RE: Using client certificates for signing

I agree with most all of what Jeff says.

Moreover, where Mitar says that asking the user if password authN is ok and cert authN is ok are the same thing, he (?) is right, but that is a *bad* thing. Phishing works against naïve users. This proposal *enables* phishing attacks against users with certificates. "Would you like to authenticate to paypai.com with Foo cert?" and a goodly number of users will say "yes".

*Don't* ask users technical security questions, it does not work. We have lots and lots of experience that proves that.

-----Original Message-----
From: Jeffrey Walton [mailto:noloader@gmail.com] 
Sent: Tuesday, March 1, 2016 6:39 PM
To: Mitar <mmitar@gmail.com>
Cc: public-webappsec@w3.org
Subject: Re: Using client certificates for signing

> To me it is really the same thing: I want to login into the website, I 
> choose username from my keychain to populate the password, or I choose 
> the certificate. But the certificate also allows one to sign stuff, 
> instead of business logic on the website assuring that because user 
> specified username and password at a given moment they are linked to 
> that same stuff.

The disconnect is higher than that...

When security architects place security controls for data, they do two things. They (1) classify the data, and then (2) they select controls appropriate for the data according to policies and procedures.

When dealing with low value data, passwords are OK and Usability can trump Security. User agents are allowed to dumb things, like coughing up the password to any server that answers, including the wrong one because the web security model removes the user and embraces "interception is a valid use case".
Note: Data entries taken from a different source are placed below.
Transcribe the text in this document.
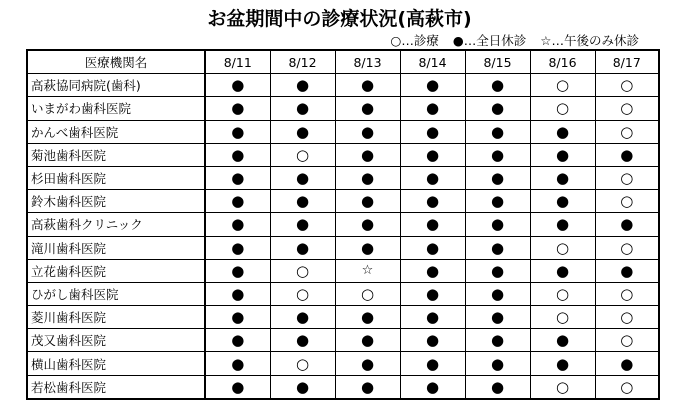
お盆期間中の診療状況(高萩市)
○ …診療 ● …全日休診 ☆ …午後のみ休診
医療機関名	8/11	8/12	8/13	8/14	8/15	8/16	8/17
高萩協同病院(歯科)	●	●	●	●	●	○	○
いまがわ歯科医院	●	●	●	●	●	○	○
かんべ歯科医院	●	●	●	●	●	●	○
菊池歯科医院	●	○	●	●	●	●	●
杉田歯科医院	●	●	●	●	●	●	○
鈴木歯科医院	●	●	●	●	●	●	○
高萩歯科クリニック	●	●	●	●	●	●	●
滝川歯科医院	●	●	●	●	●	○	○
立花歯科医院	●	○	☆	●	●	●	●
ひがし歯科医院	●	○	○	●	●	○	○
菱川歯科医院	●	●	●	●	●	○	○
茂又歯科医院	●	●	●	●	●	●	○
横山歯科医院	●	○	●	●	●	●	●
若松歯科医院	●	●	●	●	●	○	○
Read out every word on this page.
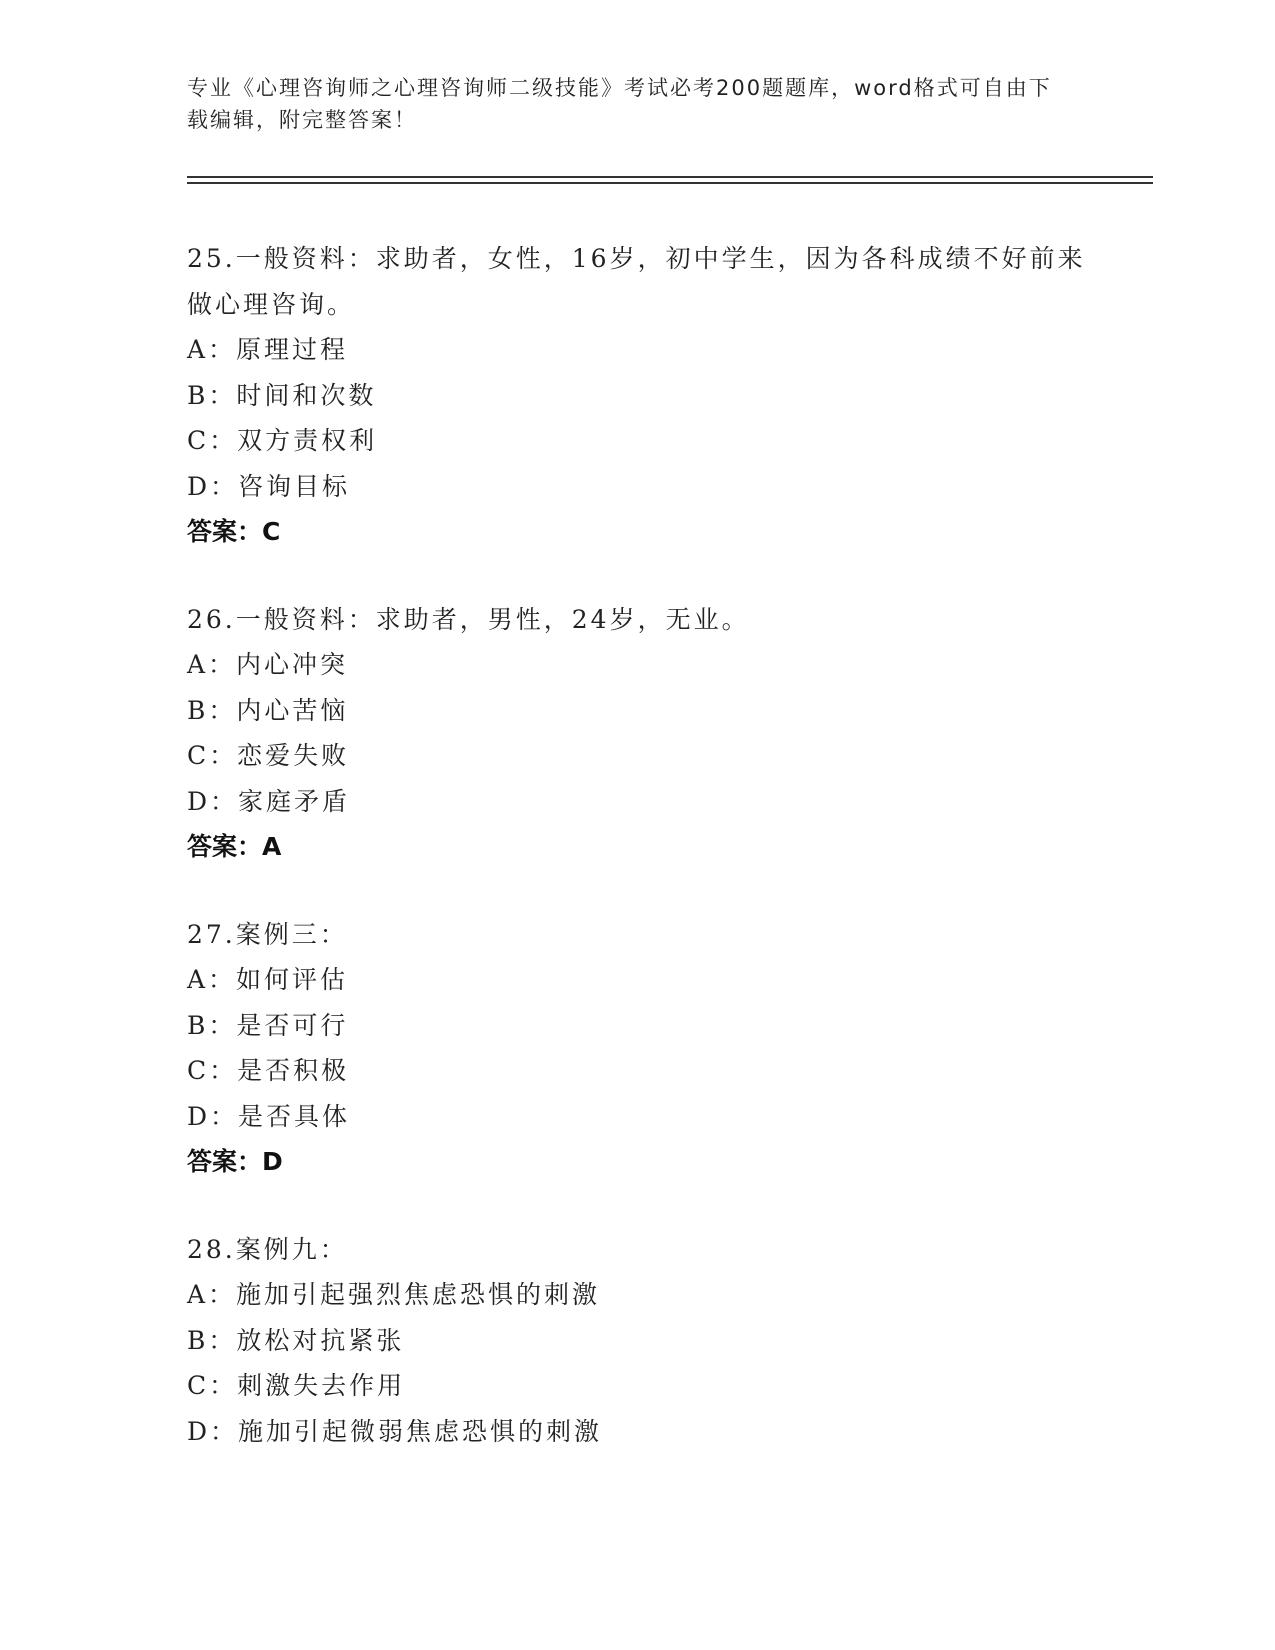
专业《心理咨询师之心理咨询师二级技能》考试必考200题题库，word格式可自由下载编辑，附完整答案！
25.一般资料：求助者，女性，16岁，初中学生，因为各科成绩不好前来做心理咨询。
A：原理过程
B：时间和次数
C：双方责权利
D：咨询目标
答案：C
26.一般资料：求助者，男性，24岁，无业。
A：内心冲突
B：内心苦恼
C：恋爱失败
D：家庭矛盾
答案：A
27.案例三：
A：如何评估
B：是否可行
C：是否积极
D：是否具体
答案：D
28.案例九：
A：施加引起强烈焦虑恐惧的刺激
B：放松对抗紧张
C：刺激失去作用
D：施加引起微弱焦虑恐惧的刺激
When dealing with medium and high value data, passwords are out and client certificates are in. The password is still used locally to protect the private key, but it is never put on the wire. We also model the user because we know the number on threat to the data is user phishing. With medium and high value data, Security trumps Usability.

The disconnects won't be reconciled until (1) the browsers become familiar with other methodologies to managing risk; (2) the security and risk model includes the user; and (3) browsers realize that "interception is not a valid use case" because that completely destroys one of the three states of data - data in transit (the other two being data at rest and data on display).
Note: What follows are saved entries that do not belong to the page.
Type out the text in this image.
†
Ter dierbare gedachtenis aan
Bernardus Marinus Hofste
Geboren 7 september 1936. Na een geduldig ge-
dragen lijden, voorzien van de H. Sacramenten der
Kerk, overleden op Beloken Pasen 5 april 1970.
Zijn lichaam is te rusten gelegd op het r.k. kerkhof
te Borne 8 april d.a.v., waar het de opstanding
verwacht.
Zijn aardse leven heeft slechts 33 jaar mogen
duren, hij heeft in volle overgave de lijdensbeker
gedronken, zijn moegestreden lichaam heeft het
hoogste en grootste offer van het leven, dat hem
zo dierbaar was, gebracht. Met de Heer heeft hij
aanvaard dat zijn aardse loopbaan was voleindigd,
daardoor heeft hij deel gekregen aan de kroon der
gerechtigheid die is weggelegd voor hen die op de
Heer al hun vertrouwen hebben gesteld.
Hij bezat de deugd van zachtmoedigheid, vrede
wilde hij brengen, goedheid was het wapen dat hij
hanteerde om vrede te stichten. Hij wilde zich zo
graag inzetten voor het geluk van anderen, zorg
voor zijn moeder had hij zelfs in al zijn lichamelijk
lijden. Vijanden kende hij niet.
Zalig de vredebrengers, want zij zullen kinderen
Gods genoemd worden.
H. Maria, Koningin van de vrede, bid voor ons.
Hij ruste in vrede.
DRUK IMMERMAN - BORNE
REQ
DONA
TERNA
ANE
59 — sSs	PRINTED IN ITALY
Browsers will also need to provide first class protected storage or an interface into the platform's protected storage. I think you've touched on some of the workflows, but we need first class protected support that does not depend on a iOS device pincode or passcode.

My guess is browsers will continue to misunderstand the larger picture, and continue to whither on client certificate support, and continue to be subjugated to low value data.

#NSA, GCHQ, law enforcement and bad guys luvz web (in)security.